"Dronestagram" : la guerre des drones en direct sur Instagram
Alors que la plupart des utilisateurs d’Instagram se servent de cette application de partage de photos pour poser en compagnie de leurs amis, de leurs familles ou de leurs animaux, James Bridle, lui, préfère y relayer des images satellites de villes du Pakistan, du Yémen et de Somalie bombardées par les drones des armées américaine et britannique.
Publié le : Modifié le :
Grâce aux rapports compilés par le Bureau of Investigative Journalism, le blogueur David Bridle a localisé cette image satellite capturée dans les environs de la ville de Jaar, au Yémen, à l'endroit même où un drone a frappé le 18 octobre. Sept à neuf personnes auraient été tuées durant le raid.

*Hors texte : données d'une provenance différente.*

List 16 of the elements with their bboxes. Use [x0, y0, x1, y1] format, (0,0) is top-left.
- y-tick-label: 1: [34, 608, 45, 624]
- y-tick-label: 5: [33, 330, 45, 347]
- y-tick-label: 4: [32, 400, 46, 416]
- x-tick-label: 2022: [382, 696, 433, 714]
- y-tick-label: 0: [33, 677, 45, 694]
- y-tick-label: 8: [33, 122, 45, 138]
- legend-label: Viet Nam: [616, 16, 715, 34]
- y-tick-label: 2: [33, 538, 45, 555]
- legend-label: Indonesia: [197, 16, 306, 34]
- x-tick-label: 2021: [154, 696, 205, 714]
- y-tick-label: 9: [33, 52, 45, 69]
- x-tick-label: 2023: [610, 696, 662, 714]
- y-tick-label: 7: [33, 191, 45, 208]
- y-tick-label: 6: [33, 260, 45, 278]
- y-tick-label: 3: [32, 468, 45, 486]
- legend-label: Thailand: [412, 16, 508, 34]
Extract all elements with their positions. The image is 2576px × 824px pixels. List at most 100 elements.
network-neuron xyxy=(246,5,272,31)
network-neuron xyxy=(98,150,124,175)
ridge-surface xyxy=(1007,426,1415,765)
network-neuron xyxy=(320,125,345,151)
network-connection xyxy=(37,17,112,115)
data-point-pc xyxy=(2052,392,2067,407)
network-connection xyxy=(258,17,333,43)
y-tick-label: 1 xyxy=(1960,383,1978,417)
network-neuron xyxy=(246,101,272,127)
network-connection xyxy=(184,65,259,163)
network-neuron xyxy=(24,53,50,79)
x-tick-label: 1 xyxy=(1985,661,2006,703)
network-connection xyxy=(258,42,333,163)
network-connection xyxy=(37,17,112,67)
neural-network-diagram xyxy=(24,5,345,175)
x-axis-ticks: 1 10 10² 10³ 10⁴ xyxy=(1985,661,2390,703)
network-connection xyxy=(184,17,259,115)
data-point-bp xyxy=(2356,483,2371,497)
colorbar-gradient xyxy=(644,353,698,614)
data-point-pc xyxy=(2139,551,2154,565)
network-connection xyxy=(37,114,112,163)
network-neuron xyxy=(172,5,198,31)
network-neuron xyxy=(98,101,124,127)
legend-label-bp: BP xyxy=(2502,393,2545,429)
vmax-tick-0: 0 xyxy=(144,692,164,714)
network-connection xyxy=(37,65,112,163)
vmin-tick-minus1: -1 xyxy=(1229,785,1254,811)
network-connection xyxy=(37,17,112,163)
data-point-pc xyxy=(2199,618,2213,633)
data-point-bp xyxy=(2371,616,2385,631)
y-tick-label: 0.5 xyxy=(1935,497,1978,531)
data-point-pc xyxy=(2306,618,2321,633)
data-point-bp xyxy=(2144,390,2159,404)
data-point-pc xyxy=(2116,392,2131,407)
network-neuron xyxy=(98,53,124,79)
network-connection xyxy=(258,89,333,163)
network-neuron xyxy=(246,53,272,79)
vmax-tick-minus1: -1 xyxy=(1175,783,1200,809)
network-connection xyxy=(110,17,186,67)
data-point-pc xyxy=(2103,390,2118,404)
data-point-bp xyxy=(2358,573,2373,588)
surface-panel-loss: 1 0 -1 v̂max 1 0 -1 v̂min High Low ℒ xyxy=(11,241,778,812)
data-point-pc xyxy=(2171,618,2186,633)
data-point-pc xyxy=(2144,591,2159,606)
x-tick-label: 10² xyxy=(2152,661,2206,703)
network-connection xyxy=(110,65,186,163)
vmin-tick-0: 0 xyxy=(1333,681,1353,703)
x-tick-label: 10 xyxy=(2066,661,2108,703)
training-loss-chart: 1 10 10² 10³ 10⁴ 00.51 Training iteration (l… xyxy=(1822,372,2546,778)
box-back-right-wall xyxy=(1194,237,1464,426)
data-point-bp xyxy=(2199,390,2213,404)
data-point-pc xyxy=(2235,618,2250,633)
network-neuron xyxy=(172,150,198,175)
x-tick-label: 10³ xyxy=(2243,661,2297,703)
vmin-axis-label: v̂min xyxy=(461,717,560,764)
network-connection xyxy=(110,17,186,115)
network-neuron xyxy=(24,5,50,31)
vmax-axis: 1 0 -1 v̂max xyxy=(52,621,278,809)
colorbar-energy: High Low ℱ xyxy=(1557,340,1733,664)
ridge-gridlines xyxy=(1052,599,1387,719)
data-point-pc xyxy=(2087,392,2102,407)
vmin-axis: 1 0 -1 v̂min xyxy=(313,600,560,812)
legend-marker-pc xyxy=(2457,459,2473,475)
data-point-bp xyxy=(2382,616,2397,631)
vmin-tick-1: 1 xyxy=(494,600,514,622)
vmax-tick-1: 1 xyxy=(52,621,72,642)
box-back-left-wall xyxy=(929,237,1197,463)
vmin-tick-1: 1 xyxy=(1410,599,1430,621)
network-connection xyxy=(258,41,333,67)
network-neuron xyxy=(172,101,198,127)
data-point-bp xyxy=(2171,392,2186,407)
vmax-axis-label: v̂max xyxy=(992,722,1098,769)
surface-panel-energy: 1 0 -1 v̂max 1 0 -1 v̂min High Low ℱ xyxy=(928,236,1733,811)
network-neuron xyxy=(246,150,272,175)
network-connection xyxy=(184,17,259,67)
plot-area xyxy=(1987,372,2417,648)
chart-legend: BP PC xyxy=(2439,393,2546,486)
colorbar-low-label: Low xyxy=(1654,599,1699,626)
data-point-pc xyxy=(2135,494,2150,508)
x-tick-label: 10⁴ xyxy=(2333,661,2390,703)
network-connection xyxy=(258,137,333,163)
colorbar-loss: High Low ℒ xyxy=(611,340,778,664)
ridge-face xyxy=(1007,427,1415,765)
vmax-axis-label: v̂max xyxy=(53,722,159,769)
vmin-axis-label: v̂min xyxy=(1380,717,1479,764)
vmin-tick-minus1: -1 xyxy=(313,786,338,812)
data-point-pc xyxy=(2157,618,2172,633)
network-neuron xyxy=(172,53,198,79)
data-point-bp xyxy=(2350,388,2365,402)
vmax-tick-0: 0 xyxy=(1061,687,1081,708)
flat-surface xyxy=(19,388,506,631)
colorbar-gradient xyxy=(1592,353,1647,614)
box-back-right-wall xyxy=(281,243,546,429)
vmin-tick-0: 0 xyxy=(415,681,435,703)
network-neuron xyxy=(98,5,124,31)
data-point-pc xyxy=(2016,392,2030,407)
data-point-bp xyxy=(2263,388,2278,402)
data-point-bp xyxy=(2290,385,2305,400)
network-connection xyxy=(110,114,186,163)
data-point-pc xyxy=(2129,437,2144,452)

Alors que la plupart des utilisateurs d’Instagram se servent de cette application de partage de photos pour poser en compagnie de leurs amis, leurs familles ou leurs animaux, James Bridle, lui, préfère y relayer des images satellites de villes du Pakistan, du Yémen et de Somalie bombardées par les drones des armées américaine et britannique.
Le travail de cet artiste et écrivain anglais consiste à prendre des captures d’écran sur Google Earth des endroits où ont eu lieu des frappes de drones et à les poster sur un compte Instagram qu’il a baptisé "Dronestagram". Une initiative qui, très vite, a su séduire bon nombre d’internautes. Trois semaines après son lancement, ils étaient déjà plus de 4 000 à s’être inscrits sur son compte.
James Bridle réussit là où d’autres ont échoué. L’été dernier, Apple avait refusé à plusieurs reprises d’inclure dans son magasin virtuel une application iPhone appelée Drones +, laquelle prévoyait d’envoyer une alerte à chaque fois qu’un drone américain faisait une victime. L’entreprise américaine justifie le rejet de cette application par le fait qu’elle "risquait de choquer un grand nombre de personnes", sans donner toutefois plus de précisions.
Cette photo montre une zone située à quelques kilomètres de la ville de Maarib, au Yémen. Le 21 octobre, au moins quatre membres présumés d'Al-Qaïda auraient été tués lors d'une frappe à cet endroit.
"Le but est rendre ces endroits un peu plus visibles, plus proches, plus réels"
James Bridle est un artiste et écrivain installé à Londres. Il a deux blogs Dronestagram et BookTwo.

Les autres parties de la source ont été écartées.